This article is part of the supplement: Genetic Analysis Workshop 16
Case-control genome-wide association study of rheumatoid arthritis from Genetic Analysis Workshop 16 using penalized orthogonal-components regression-linear discriminant analysis
1 Department of Statistics, Purdue University, 150 North University Street, West Lafayette, IN 47907, USA
2 Department of Foods and Nutrition, Purdue University, 700 West State Street, West Lafayette, IN 47907, USA
BMC Proceedings 2009, 3(Suppl 7):S17 doi:Published: 15 December 2009
Currently, genome-wide association studies (GWAS) are conducted by collecting a massive number of SNPs (i.e., large p) for a relatively small number of individuals (i.e., small n) and associations are made between clinical phenotypes and genetic variation one single-nucleotide polymorphism (SNP) at a time.

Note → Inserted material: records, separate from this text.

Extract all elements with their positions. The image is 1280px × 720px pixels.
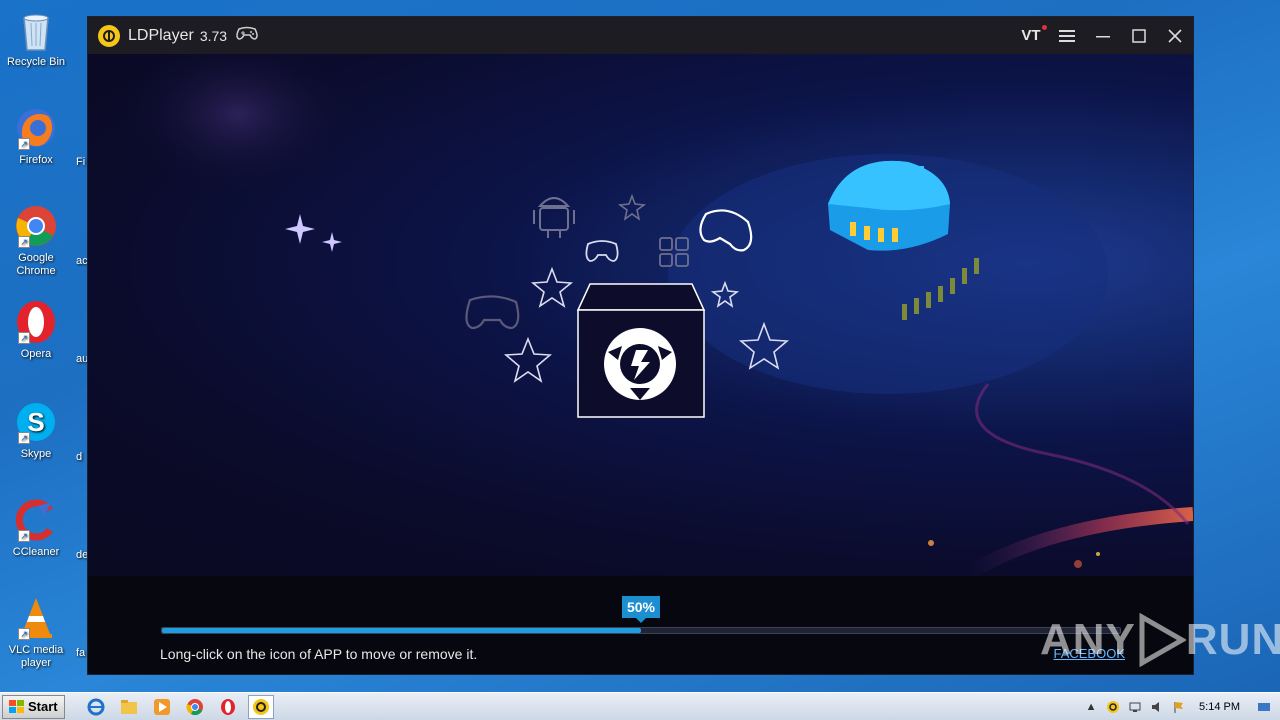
show-hidden-icons-icon[interactable]: ▲ [1083,699,1099,715]
explorer-icon [120,699,137,714]
ldplayer-tray-icon[interactable] [1105,699,1121,715]
media-player-icon [153,698,170,715]
lightning-logo-icon [604,328,676,400]
maximize-button[interactable] [1121,17,1157,54]
progress-percent-badge: 50% [621,596,661,623]
maximize-icon [1132,28,1146,43]
minimize-icon [1096,35,1110,37]
loading-footer: 50% Long-click on the icon of APP to mov… [88,576,1193,674]
desktop-icon-skype[interactable]: S ↗ Skype [4,400,68,461]
title-bar[interactable]: LDPlayer 3.73 VT [88,17,1193,54]
shortcut-arrow-icon: ↗ [18,138,30,150]
watermark-text-left: ANY [1040,615,1136,664]
progress-fill [162,628,641,633]
taskbar-explorer[interactable] [116,695,142,719]
taskbar-ldplayer[interactable] [247,694,274,719]
app-version: 3.73 [199,27,228,44]
desktop-icon-chrome[interactable]: ↗ Google Chrome [4,204,68,278]
desktop-icon-label: CCleaner [12,546,60,558]
gamepad-faded-icon [465,295,520,330]
taskbar-chrome[interactable] [182,695,208,719]
start-button[interactable]: Start [2,694,65,719]
desktop-icon-label: Google Chrome [16,252,56,277]
vt-indicator[interactable]: VT [1013,17,1049,54]
desktop-icon-label: VLC media player [8,644,64,669]
vt-label: VT [1021,27,1041,44]
ie-icon [87,698,105,715]
desktop-icon-label: Skype [20,448,52,460]
desktop-icon-firefox[interactable]: ↗ Firefox [4,106,68,167]
splash-artwork [118,54,1193,576]
volume-icon[interactable] [1149,699,1165,715]
desktop-icon-label: Recycle Bin [6,56,66,68]
loading-splash [88,54,1193,576]
chrome-icon [186,698,203,715]
opera-icon [220,698,235,715]
ldplayer-logo-icon [98,24,120,47]
star-icon [503,336,553,383]
star-icon [530,266,574,308]
taskbar-opera[interactable] [215,695,241,719]
taskbar-clock[interactable]: 5:14 PM [1199,701,1240,713]
desktop-icon-label: Opera [20,348,52,360]
loading-tip: Long-click on the icon of APP to move or… [160,646,478,662]
shortcut-arrow-icon: ↗ [18,236,30,248]
system-tray: ▲ 5:14 PM [1077,693,1280,720]
firefox-icon: ↗ [14,106,58,150]
anyrun-watermark: ANY RUN [1040,610,1280,670]
shortcut-arrow-icon: ↗ [18,628,30,640]
taskbar-media-player[interactable] [149,695,175,719]
star-icon [617,193,647,221]
action-center-flag-icon[interactable] [1171,699,1187,715]
menu-icon [1059,29,1075,42]
android-icon [533,197,575,238]
windows-logo-icon [9,699,24,713]
desktop-icon-vlc[interactable]: ↗ VLC media player [4,596,68,670]
desktop-icon-label: Firefox [19,154,53,166]
sparkle-icon [285,214,342,252]
chrome-icon: ↗ [14,204,58,248]
app-title: LDPlayer [128,26,194,44]
taskbar-ie[interactable] [83,695,109,719]
desktop-icon-ccleaner[interactable]: ↗ CCleaner [4,498,68,559]
shortcut-arrow-icon: ↗ [18,432,30,444]
gamepad-small-icon [585,240,619,262]
shortcut-arrow-icon: ↗ [18,332,30,344]
ccleaner-icon: ↗ [14,498,58,542]
skype-icon: S ↗ [14,400,58,444]
opera-icon: ↗ [14,300,58,344]
minimize-button[interactable] [1085,17,1121,54]
gamepad-icon[interactable] [235,25,259,46]
play-triangle-icon [1139,613,1186,667]
desktop-icon-opera[interactable]: ↗ Opera [4,300,68,361]
start-label: Start [28,699,58,714]
ldplayer-icon [252,698,269,715]
network-icon[interactable] [1127,699,1143,715]
vt-alert-dot [1041,25,1047,30]
progress-bar [161,627,1121,634]
recycle-bin-icon [14,8,58,52]
vlc-icon: ↗ [14,596,58,640]
menu-button[interactable] [1049,17,1085,54]
desktop-icon-recycle-bin[interactable]: Recycle Bin [4,8,68,69]
close-button[interactable] [1157,17,1193,54]
taskbar: Start ▲ 5:14 PM [0,692,1280,720]
shortcut-arrow-icon: ↗ [18,530,30,542]
watermark-text-right: RUN [1185,615,1280,664]
close-icon [1168,28,1182,43]
show-desktop-icon[interactable] [1256,699,1272,715]
ldplayer-window: LDPlayer 3.73 VT 50% Long-click on the i… [87,16,1194,675]
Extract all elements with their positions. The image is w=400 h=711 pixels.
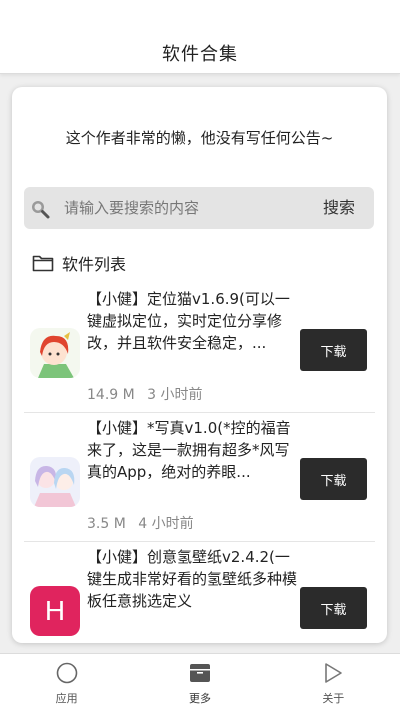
page-title: 软件合集 — [162, 44, 238, 65]
download-button[interactable]: 下载 — [300, 458, 367, 500]
tab-about[interactable]: 关于 — [267, 654, 400, 711]
bottom-tab-bar: 应用 更多 关于 — [0, 653, 400, 711]
app-title: 【小健】创意氢壁纸v2.4.2(一键生成非常好看的氢壁纸多种模板任意挑选定义 — [87, 548, 298, 610]
list-item[interactable]: 【小健】定位猫v1.6.9(可以一键虚拟定位，实时定位分享修改，并且软件安全稳定… — [24, 284, 375, 413]
download-button[interactable]: 下载 — [300, 329, 367, 371]
notice-text: 这个作者非常的懒，他没有写任何公告~ — [65, 129, 334, 147]
app-meta: 14.9 M 3 小时前 — [87, 384, 203, 404]
anime-red-hair-icon — [30, 328, 80, 378]
circle-icon — [56, 662, 77, 684]
app-title: 【小健】定位猫v1.6.9(可以一键虚拟定位，实时定位分享修改，并且软件安全稳定… — [87, 290, 290, 352]
list-item[interactable]: H 【小健】创意氢壁纸v2.4.2(一键生成非常好看的氢壁纸多种模板任意挑选定义… — [24, 542, 375, 643]
app-title: 【小健】*写真v1.0(*控的福音来了，这是一款拥有超多*风写真的App，绝对的… — [87, 419, 291, 481]
play-icon — [325, 663, 343, 683]
list-item[interactable]: 【小健】*写真v1.0(*控的福音来了，这是一款拥有超多*风写真的App，绝对的… — [24, 413, 375, 542]
search-bar: 搜索 — [24, 187, 374, 229]
app-size: 3.5 M — [87, 516, 126, 532]
app-size: 14.9 M — [87, 387, 135, 403]
tab-label: 应用 — [55, 692, 78, 705]
box-icon — [189, 664, 210, 682]
tab-more[interactable]: 更多 — [133, 654, 266, 711]
app-meta: 3.5 M 4 小时前 — [87, 513, 194, 533]
section-header: 软件列表 — [32, 251, 126, 275]
tab-label: 关于 — [322, 692, 345, 705]
tab-apps[interactable]: 应用 — [0, 654, 133, 711]
section-title: 软件列表 — [62, 255, 127, 274]
content-card: 这个作者非常的懒，他没有写任何公告~ 搜索 软件列表 — [12, 87, 387, 643]
search-icon — [32, 201, 50, 219]
app-list: 【小健】定位猫v1.6.9(可以一键虚拟定位，实时定位分享修改，并且软件安全稳定… — [12, 284, 387, 643]
search-button[interactable]: 搜索 — [304, 193, 374, 223]
app-time: 4 小时前 — [138, 516, 194, 532]
app-time: 3 小时前 — [147, 387, 203, 403]
tab-label: 更多 — [188, 692, 211, 705]
search-input[interactable] — [64, 187, 294, 229]
header-bar: 软件合集 — [0, 0, 400, 74]
letter-h-icon: H — [30, 586, 80, 636]
folder-icon — [32, 255, 54, 272]
anime-girls-icon — [30, 457, 80, 507]
download-button[interactable]: 下载 — [300, 587, 367, 629]
svg-text:H: H — [45, 595, 65, 626]
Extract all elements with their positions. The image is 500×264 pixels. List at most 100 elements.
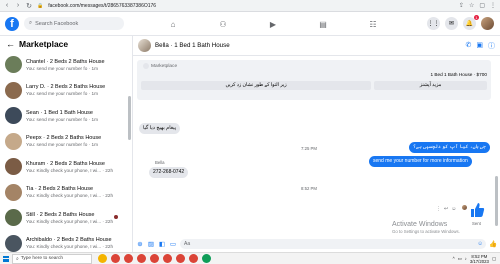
- groups-icon[interactable]: ☷: [348, 12, 398, 36]
- conversation-text: Tia · 2 Beds 2 Baths House You: Kindly ch…: [26, 186, 127, 198]
- react-icon[interactable]: ☺: [451, 206, 456, 212]
- extensions-icon[interactable]: ▢: [479, 2, 485, 9]
- listing-thumbnail: [5, 132, 22, 150]
- conversation-text: Archibaldo · 2 Beds 2 Baths House You: Ki…: [26, 237, 127, 249]
- menu-icon[interactable]: ⋮: [490, 2, 496, 9]
- facebook-logo[interactable]: f: [5, 16, 19, 31]
- conversation-item[interactable]: Tia · 2 Beds 2 Baths House You: Kindly ch…: [0, 180, 132, 206]
- conversation-item[interactable]: Peepx · 2 Beds 2 Baths House You: send me…: [0, 129, 132, 155]
- marketplace-card: Marketplace 1 Bed 1 Bath House · $700 زی…: [137, 60, 491, 100]
- card-actions: زیر التوا کے طور نشان زد کریں مزید آپشنز: [141, 81, 487, 90]
- photo-icon[interactable]: ▨: [147, 240, 155, 248]
- star-icon[interactable]: ☆: [469, 2, 474, 9]
- conversation-item[interactable]: Sean · 1 Bed 1 Bath House You: send me yo…: [0, 103, 132, 129]
- battery-icon[interactable]: ▭: [458, 256, 462, 262]
- contact-avatar[interactable]: [138, 39, 151, 52]
- right-nav: ⋮⋮ ✉ 🔔 1: [427, 15, 494, 30]
- marketplace-avatar-icon: [143, 63, 149, 69]
- watch-icon[interactable]: ▶: [248, 12, 298, 36]
- chrome-icon[interactable]: [124, 254, 133, 263]
- message-actions: ⋮ ↩ ☺: [436, 206, 456, 212]
- app-icon[interactable]: [202, 254, 211, 263]
- conversation-text: Peepx · 2 Beds 2 Baths House You: send me…: [26, 135, 127, 147]
- forward-icon[interactable]: ›: [15, 2, 21, 9]
- listing-thumbnail: [5, 209, 22, 227]
- activate-title: Activate Windows: [392, 221, 448, 228]
- conversation-preview: You: send me your number fo · 1m: [26, 116, 98, 122]
- marketplace-icon[interactable]: ▤: [298, 12, 348, 36]
- gif-icon[interactable]: ▭: [169, 240, 177, 248]
- address-bar[interactable]: facebook.com/messages/t/2865763387386O17…: [48, 3, 156, 9]
- reload-icon[interactable]: ↻: [26, 2, 32, 10]
- sent-like-icon[interactable]: [469, 202, 485, 218]
- outgoing-message[interactable]: send me your number for more information: [369, 156, 472, 167]
- home-icon[interactable]: ⌂: [148, 12, 198, 36]
- lock-icon[interactable]: 🔒: [37, 3, 43, 9]
- conversation-text: Larry D. · 2 Beds 2 Baths House You: send…: [26, 84, 127, 96]
- more-icon[interactable]: ⋮: [436, 206, 441, 212]
- sidebar-scrollbar[interactable]: [128, 96, 131, 140]
- notifications-icon[interactable]: 🔔 1: [463, 15, 479, 30]
- conversation-item[interactable]: Khuram · 2 Beds 2 Baths House You: Kindly…: [0, 154, 132, 180]
- chat-scrollbar[interactable]: [495, 176, 498, 226]
- listing-thumbnail: [5, 183, 22, 201]
- browser-toolbar: ‹ › ↻ 🔒 facebook.com/messages/t/28657633…: [0, 0, 500, 12]
- friends-icon[interactable]: ⚇: [198, 12, 248, 36]
- sticker-icon[interactable]: ◧: [158, 240, 166, 248]
- listing-title[interactable]: 1 Bed 1 Bath House · $700: [430, 72, 487, 77]
- like-icon[interactable]: 👍: [489, 240, 497, 248]
- incoming-message[interactable]: 272-268-0742: [149, 167, 189, 178]
- incoming-message[interactable]: پیغام بھیج دیا گیا: [139, 123, 181, 134]
- outgoing-message[interactable]: جی ہاں، کیا آپ کو دلچسپی ہے؟: [409, 142, 490, 153]
- start-button[interactable]: [0, 253, 12, 264]
- timestamp: 8:52 PM: [301, 186, 318, 191]
- message-input[interactable]: Aa ☺: [180, 239, 486, 249]
- search-input[interactable]: ⌕ Search Facebook: [24, 17, 124, 30]
- volume-icon[interactable]: ♪: [465, 256, 467, 261]
- chrome-icon[interactable]: [150, 254, 159, 263]
- conversation-preview: You: Kindly check your phone, I wi... · …: [26, 244, 114, 250]
- share-icon[interactable]: ⇪: [459, 2, 464, 9]
- file-explorer-icon[interactable]: [98, 254, 107, 263]
- center-nav: ⌂ ⚇ ▶ ▤ ☷: [148, 12, 398, 36]
- contact-name[interactable]: Bella · 1 Bed 1 Bath House: [155, 42, 230, 49]
- chrome-icon[interactable]: [111, 254, 120, 263]
- chrome-icon[interactable]: [137, 254, 146, 263]
- chrome-icon[interactable]: [163, 254, 172, 263]
- message-placeholder: Aa: [184, 241, 191, 247]
- conversation-item[interactable]: Archibaldo · 2 Beds 2 Baths House You: Ki…: [0, 231, 132, 253]
- conversation-item[interactable]: Chantel · 2 Beds 2 Baths House You: send …: [0, 52, 132, 78]
- reply-icon[interactable]: ↩: [444, 206, 448, 212]
- back-icon[interactable]: ‹: [4, 2, 10, 9]
- conversation-name: Archibaldo · 2 Beds 2 Baths House: [26, 237, 112, 244]
- back-arrow-icon[interactable]: ←: [6, 39, 15, 49]
- chrome-icon[interactable]: [189, 254, 198, 263]
- messenger-icon[interactable]: ✉: [445, 17, 458, 30]
- info-icon[interactable]: ⓘ: [488, 41, 495, 51]
- phone-icon[interactable]: ✆: [466, 41, 472, 51]
- emoji-icon[interactable]: ☺: [477, 241, 483, 247]
- clock-date: 3/17/2023: [469, 258, 489, 264]
- video-icon[interactable]: ▣: [476, 41, 483, 51]
- chrome-icon[interactable]: [176, 254, 185, 263]
- windows-icon: [3, 255, 9, 262]
- conversation-item[interactable]: Still · 2 Beds 2 Baths House You: Kindly …: [0, 205, 132, 231]
- more-options-button[interactable]: مزید آپشنز: [374, 81, 487, 90]
- chat-header-actions: ✆ ▣ ⓘ: [466, 41, 496, 51]
- clock[interactable]: 8:52 PM 3/17/2023: [470, 254, 489, 264]
- taskbar-search[interactable]: ⌕ Type here to search: [12, 253, 92, 264]
- chat-header: Bella · 1 Bed 1 Bath House ✆ ▣ ⓘ: [133, 36, 500, 56]
- mark-pending-button[interactable]: زیر التوا کے طور نشان زد کریں: [141, 81, 371, 90]
- conversation-item[interactable]: Larry D. · 2 Beds 2 Baths House You: send…: [0, 78, 132, 104]
- listing-thumbnail: [5, 81, 22, 99]
- sidebar-title: Marketplace: [19, 39, 69, 49]
- tray-chevron-icon[interactable]: ^: [453, 256, 455, 261]
- menu-grid-icon[interactable]: ⋮⋮: [427, 17, 440, 30]
- conversation-preview: You: Kindly check your phone, I wi... · …: [26, 193, 114, 199]
- marketplace-label-text: Marketplace: [151, 63, 178, 69]
- notification-center-icon[interactable]: ▢: [492, 256, 496, 262]
- chat-panel: Bella · 1 Bed 1 Bath House ✆ ▣ ⓘ Marketp…: [133, 36, 500, 252]
- sent-status: Sent: [472, 221, 481, 226]
- plus-icon[interactable]: ⊕: [136, 240, 144, 248]
- account-avatar[interactable]: [481, 17, 494, 30]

Univariate association approaches like this ignore the linkage disequilibrium between SNPs in regions of low recombination. This results in a low reliability of candidate gene identification. Here we propose to improve the case-control GWAS approach by implementing linear discriminant analysis (LDA) through a penalized orthogonal-components regression (POCRE), a newly developed variable selection method for large p small n data. The proposed POCRE-LDA method was applied to the Genetic Analysis Workshop 16 case-control data for rheumatoid arthritis (RA). In addition to the two regions on chromosomes 6 and 9 previously associated with RA by GWAS, we identified SNPs on chromosomes 10 and 18 as potential candidates for further investigation.